宁书瑶此刻就靠在叶安世身侧,呼吸有些虚弱,不过眼神已经比之前好了不知不少。
她顺着叶安世目光透过斗篷的缝隙,看到了半空中那道白袍身影,不由握住叶安世的胳膊,五指悄然紧起,“此人很强,就是父亲也曾以此人来激励浩......帝城的一位妖孽。”
说到最后那一句话的时候,宁书瑶两眼显得有些黯淡,声音轻得只剩气音。
看了一眼宁书瑶连连收紧的手指,叶安世抬起另一只手,握住她那一只手。
待宁书瑶的视线移过来后,叶安世不由呼出一口气,低笑出声:“莫慌,还未到山穷水尽之时。”
如今他最大的几个倚仗都还没显露出来呢,就是真不敌此人,真到了绝境,也可将陆泽放出。
即便再不可控,至少也能将局面给打乱。
这时。
站在半空中的杨阙目光已经开始移动,周身散发出的恐怖气息将整个羽族驻地压得一片死寂。

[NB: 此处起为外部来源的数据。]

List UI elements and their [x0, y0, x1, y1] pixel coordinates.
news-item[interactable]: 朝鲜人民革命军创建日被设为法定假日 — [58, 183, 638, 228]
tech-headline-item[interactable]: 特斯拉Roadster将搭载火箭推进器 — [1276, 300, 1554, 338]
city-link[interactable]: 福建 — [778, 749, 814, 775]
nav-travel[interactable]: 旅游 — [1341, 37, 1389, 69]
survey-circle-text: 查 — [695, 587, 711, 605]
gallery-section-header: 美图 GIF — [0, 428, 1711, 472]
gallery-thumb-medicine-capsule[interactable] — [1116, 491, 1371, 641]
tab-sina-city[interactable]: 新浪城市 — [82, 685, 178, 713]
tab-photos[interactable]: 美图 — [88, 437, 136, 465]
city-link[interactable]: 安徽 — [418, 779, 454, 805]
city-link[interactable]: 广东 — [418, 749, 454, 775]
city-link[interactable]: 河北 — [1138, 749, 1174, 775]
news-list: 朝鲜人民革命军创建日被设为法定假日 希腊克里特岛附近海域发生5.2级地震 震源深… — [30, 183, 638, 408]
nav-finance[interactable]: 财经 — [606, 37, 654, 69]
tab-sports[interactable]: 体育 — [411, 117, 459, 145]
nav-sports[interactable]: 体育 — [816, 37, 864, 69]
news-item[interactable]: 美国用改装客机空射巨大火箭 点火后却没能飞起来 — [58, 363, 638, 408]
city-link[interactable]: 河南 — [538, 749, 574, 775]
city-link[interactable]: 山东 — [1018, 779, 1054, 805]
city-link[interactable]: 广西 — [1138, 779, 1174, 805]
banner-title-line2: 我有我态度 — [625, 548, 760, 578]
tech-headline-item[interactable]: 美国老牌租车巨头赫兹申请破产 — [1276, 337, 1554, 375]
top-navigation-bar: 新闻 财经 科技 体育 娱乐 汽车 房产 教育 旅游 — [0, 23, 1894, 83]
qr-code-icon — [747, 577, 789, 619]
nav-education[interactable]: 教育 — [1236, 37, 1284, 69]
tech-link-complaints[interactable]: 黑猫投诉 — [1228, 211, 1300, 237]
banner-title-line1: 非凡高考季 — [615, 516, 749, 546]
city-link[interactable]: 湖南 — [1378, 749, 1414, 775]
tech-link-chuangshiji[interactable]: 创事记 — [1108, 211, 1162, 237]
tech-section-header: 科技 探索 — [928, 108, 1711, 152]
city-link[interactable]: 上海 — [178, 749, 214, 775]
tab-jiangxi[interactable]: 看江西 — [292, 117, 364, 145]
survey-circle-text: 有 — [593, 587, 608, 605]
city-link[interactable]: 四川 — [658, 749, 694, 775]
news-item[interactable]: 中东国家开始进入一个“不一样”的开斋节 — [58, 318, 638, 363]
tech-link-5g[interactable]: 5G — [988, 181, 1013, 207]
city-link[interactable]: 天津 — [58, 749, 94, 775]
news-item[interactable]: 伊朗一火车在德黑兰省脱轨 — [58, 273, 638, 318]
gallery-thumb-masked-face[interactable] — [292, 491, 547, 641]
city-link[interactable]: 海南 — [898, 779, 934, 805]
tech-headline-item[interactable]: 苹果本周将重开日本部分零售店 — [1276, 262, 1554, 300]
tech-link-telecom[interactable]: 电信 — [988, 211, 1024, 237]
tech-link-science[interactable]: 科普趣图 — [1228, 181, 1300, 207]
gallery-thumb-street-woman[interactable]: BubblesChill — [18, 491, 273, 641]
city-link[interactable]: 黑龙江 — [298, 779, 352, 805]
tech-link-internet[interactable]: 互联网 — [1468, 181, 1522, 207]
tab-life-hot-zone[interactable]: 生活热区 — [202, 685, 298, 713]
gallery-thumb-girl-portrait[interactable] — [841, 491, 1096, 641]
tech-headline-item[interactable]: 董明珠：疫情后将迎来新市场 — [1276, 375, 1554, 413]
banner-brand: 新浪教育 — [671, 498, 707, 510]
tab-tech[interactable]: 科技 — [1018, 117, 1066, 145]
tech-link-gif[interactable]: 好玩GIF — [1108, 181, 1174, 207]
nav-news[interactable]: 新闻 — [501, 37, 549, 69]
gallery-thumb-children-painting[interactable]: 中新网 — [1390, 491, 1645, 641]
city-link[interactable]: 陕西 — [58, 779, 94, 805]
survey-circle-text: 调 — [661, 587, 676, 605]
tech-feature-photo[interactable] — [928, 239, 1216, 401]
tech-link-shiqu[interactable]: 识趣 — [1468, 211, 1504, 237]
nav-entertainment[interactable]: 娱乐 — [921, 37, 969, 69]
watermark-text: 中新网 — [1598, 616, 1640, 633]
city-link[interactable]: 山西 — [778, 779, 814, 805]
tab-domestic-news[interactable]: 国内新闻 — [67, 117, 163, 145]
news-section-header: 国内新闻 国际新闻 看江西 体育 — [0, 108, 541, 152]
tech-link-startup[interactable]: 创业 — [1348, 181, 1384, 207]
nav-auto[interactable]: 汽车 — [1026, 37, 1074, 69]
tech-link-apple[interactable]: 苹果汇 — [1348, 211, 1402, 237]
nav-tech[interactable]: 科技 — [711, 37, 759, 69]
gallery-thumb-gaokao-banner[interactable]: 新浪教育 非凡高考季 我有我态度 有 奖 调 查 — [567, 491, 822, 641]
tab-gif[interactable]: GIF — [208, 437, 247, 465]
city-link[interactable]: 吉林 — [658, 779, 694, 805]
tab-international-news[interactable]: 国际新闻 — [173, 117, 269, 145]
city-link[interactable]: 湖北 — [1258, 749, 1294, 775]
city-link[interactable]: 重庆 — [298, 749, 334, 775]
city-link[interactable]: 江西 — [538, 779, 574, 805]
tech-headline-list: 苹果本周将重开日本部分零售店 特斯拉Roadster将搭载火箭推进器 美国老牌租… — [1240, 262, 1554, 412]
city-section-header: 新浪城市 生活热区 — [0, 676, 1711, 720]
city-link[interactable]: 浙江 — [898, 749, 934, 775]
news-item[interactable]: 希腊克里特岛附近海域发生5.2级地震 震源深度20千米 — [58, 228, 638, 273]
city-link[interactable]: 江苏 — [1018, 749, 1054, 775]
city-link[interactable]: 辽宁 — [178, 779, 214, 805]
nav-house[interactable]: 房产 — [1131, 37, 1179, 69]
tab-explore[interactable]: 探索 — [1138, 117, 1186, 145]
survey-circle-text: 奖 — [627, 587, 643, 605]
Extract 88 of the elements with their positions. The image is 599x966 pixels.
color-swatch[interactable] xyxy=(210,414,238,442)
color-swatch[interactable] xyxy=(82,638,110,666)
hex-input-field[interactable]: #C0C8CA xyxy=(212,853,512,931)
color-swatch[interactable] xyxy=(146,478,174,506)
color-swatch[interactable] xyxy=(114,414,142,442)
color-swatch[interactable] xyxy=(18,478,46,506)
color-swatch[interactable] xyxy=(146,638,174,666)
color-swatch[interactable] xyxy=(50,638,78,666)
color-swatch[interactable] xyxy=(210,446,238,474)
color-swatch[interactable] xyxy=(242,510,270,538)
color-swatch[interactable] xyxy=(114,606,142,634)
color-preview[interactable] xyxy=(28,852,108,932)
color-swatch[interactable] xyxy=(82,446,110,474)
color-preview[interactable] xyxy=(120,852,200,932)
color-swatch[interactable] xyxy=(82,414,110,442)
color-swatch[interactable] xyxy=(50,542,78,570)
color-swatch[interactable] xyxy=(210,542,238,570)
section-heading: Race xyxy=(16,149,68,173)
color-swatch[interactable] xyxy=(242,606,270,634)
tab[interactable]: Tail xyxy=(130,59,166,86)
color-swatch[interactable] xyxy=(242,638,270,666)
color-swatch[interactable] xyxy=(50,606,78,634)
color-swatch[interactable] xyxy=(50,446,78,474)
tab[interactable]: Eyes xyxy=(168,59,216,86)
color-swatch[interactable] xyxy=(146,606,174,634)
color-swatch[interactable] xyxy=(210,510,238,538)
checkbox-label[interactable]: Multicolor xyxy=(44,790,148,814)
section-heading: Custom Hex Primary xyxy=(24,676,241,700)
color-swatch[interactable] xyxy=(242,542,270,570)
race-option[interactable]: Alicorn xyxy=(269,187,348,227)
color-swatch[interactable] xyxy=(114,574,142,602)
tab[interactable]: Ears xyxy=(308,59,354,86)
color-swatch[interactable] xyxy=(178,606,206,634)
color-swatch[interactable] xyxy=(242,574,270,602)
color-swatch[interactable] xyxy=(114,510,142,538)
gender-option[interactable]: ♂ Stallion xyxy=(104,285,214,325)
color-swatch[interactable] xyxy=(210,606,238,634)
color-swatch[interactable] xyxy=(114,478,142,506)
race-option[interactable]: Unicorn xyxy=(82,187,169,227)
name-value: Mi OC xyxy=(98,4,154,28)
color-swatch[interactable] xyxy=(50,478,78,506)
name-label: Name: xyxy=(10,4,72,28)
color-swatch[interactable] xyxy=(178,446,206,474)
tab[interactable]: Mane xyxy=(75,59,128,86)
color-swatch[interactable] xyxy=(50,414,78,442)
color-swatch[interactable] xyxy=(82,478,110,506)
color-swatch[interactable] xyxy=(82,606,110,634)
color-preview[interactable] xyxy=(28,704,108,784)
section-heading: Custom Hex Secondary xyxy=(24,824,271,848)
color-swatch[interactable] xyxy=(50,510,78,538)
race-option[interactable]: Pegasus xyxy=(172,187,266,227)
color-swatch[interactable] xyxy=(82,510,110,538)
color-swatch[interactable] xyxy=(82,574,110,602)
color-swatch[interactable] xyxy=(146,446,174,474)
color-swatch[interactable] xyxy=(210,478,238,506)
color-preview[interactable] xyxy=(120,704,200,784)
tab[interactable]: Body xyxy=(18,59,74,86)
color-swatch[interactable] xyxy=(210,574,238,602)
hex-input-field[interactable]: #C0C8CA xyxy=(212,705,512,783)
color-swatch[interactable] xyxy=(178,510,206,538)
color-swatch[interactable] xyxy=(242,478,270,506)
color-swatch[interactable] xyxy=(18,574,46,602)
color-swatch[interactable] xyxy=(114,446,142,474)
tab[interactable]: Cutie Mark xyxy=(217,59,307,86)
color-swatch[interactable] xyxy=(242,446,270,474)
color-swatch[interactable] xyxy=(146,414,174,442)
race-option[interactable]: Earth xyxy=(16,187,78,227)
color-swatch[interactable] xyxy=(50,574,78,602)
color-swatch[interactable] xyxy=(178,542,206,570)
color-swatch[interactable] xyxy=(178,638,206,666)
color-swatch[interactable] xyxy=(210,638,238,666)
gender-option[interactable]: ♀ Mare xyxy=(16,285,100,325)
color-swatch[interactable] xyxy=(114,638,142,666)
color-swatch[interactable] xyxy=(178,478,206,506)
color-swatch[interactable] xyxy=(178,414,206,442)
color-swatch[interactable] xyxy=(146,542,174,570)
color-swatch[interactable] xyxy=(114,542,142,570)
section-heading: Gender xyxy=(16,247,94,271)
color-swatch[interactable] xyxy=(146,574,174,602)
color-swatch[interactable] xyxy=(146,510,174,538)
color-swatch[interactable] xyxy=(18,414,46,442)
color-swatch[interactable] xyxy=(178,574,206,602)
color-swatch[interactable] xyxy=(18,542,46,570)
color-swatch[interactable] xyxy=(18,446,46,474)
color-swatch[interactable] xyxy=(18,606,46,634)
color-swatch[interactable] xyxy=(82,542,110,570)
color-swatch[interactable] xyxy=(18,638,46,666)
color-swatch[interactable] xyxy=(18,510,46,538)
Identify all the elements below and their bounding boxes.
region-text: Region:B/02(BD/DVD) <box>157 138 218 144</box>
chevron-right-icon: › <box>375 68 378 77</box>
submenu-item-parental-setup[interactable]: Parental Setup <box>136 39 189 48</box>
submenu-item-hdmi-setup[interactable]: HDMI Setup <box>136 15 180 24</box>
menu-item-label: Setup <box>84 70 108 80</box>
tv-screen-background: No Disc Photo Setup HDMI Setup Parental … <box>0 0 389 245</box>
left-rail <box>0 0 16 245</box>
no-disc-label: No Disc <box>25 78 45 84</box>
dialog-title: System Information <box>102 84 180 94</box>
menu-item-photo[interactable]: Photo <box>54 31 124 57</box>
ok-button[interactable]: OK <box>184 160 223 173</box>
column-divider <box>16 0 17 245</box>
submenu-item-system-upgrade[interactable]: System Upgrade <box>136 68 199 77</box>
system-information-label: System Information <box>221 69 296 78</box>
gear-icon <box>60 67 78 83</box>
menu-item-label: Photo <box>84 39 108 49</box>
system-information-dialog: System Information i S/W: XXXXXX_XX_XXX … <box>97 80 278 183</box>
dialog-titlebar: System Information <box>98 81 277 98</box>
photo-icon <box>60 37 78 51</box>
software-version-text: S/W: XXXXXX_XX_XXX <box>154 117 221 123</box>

他从上往下俯瞰这片被黑犬搅得天翻地覆的密林,目光从每一棵树冠上扫过,从每一片废墟上扫过,从每一个羽族身上扫过......不由皱起眉头来。
没有?
小黑的鼻子从来不会出错,它说在这里就是在这里!
可自己一寸一寸地扫过去,愣是没有找到那个人的半点踪迹。
只在这片密林空气里捕捉到了几丝极淡的残留痕迹,可那些痕迹淡得几乎无法追踪,只能证明神帝之女和那叶安世确实在这片区域停留过。
并无法锁定此二人具体位置......
杨阙看了一眼正蹲在脚边,摇着尾巴的小黑犬,对于它追踪敌人的实力,他无疑是相信的。
既然小黑说是这里,那就是这里!
想到这儿,杨阙目光不由得往从那片被小黑一嗓子吼塌了一小半的羽族驻地扫过。
从那些瑟瑟发抖的羽族残兵身上扫过。
再从密林边缘那片看似荒芜的碎石地扫过......都没有!
杨阙不信邪地将仙识向四周铺展而去,此处地域中的每一处山洞。每一条暗河,每一片密林都被他的仙识如筛子一般滤过,却依然没有。
神帝之女与叶安世就像是凭空蒸发了一样.......
却不知,在这片被他仙识反复扫过的树冠处,匿仙锅正静静地笼罩着十来个人......
原本满面愁容的青牛,此刻笑得嘴角都快咧到牙缝里去了,一个劲傻乐,胆子也渐渐大了起来,指着杨阙所在方位,向真水调侃道:
“这就是你们齐天仙州,那仙宫的先天弟子?看着也不怎么样啊,连我的匿仙锅都看不透。”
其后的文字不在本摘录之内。